"This is a special [university] .... The people you meet and the spirit you feel here will be one of your greatest treasures."
(Past President Steven D. Bennion)
General Information about DMBA's Master Retirement Plan and Thrift Plan
The Master Retirement Plan is an employer-funded, defined benefit plan. It is supplemental to personal retirement preparations. To prepare for retirement you should consider a variety of sources for income. These sources generally include:
• Master Retirement
• Supplemental Retirement Savings - YOUR contributions, usually through a 401(k)
• Social Security
• Personal Savings - such as savings accounts, investments, property, etc.
To be eligible for the Master Retirement Plan you must be "vested." In general, this means that you have worked for 5 years of eligible service at the University. Upon retirement, you receive a retirement benefit from the University based on your earnings and years of service.
View DMBA's Annual Form 5500 Financial Report - Form 5500 is a report to the federal government. In this report is Schedule SB which contains technical data about whether a plan has enough funds to pay promised benefits and is complying with federal pension funding rules.

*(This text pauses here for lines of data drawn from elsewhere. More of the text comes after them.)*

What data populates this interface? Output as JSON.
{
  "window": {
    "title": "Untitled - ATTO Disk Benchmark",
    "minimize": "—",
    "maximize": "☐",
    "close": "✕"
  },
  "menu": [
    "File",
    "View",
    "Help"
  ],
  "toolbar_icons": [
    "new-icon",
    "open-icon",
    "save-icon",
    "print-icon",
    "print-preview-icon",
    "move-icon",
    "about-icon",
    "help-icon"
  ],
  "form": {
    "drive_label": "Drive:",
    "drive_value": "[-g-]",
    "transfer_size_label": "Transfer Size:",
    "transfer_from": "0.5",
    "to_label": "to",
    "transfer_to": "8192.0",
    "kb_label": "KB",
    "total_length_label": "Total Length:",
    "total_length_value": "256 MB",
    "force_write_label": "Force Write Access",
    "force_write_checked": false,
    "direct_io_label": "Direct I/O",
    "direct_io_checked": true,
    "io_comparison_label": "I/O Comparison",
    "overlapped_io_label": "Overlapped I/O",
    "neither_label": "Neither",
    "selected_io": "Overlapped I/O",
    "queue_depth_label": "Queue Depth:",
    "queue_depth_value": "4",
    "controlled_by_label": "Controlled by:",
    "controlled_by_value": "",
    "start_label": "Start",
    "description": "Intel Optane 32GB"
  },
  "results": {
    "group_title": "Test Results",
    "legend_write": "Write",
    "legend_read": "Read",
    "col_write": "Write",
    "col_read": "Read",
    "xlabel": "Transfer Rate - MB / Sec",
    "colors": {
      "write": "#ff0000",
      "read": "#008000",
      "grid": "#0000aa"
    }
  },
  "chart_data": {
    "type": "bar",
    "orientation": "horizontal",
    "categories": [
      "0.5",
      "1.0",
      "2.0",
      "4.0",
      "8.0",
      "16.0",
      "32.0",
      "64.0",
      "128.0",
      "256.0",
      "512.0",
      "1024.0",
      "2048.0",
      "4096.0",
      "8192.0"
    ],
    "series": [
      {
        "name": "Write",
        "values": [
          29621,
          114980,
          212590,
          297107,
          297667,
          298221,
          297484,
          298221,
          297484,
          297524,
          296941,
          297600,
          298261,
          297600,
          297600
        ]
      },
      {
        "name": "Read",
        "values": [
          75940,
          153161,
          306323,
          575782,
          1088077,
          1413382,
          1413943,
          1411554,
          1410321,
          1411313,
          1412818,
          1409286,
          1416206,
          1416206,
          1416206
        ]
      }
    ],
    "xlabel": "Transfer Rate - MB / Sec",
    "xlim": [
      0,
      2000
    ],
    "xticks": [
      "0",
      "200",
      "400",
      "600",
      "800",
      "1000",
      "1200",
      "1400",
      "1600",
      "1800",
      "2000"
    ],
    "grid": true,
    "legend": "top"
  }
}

The Thrift Plan is a long-term, defined contribution plan - otherwise known as a 401(k) investment plan. Eligible employees can contribute a percentage of their gross income for retirement and receive matching contributions from the University. Employees can defer taxes on contributions or pay them upfront. A number of investment funds are available to diversify contributions to meet personal circumstances and investment preferences.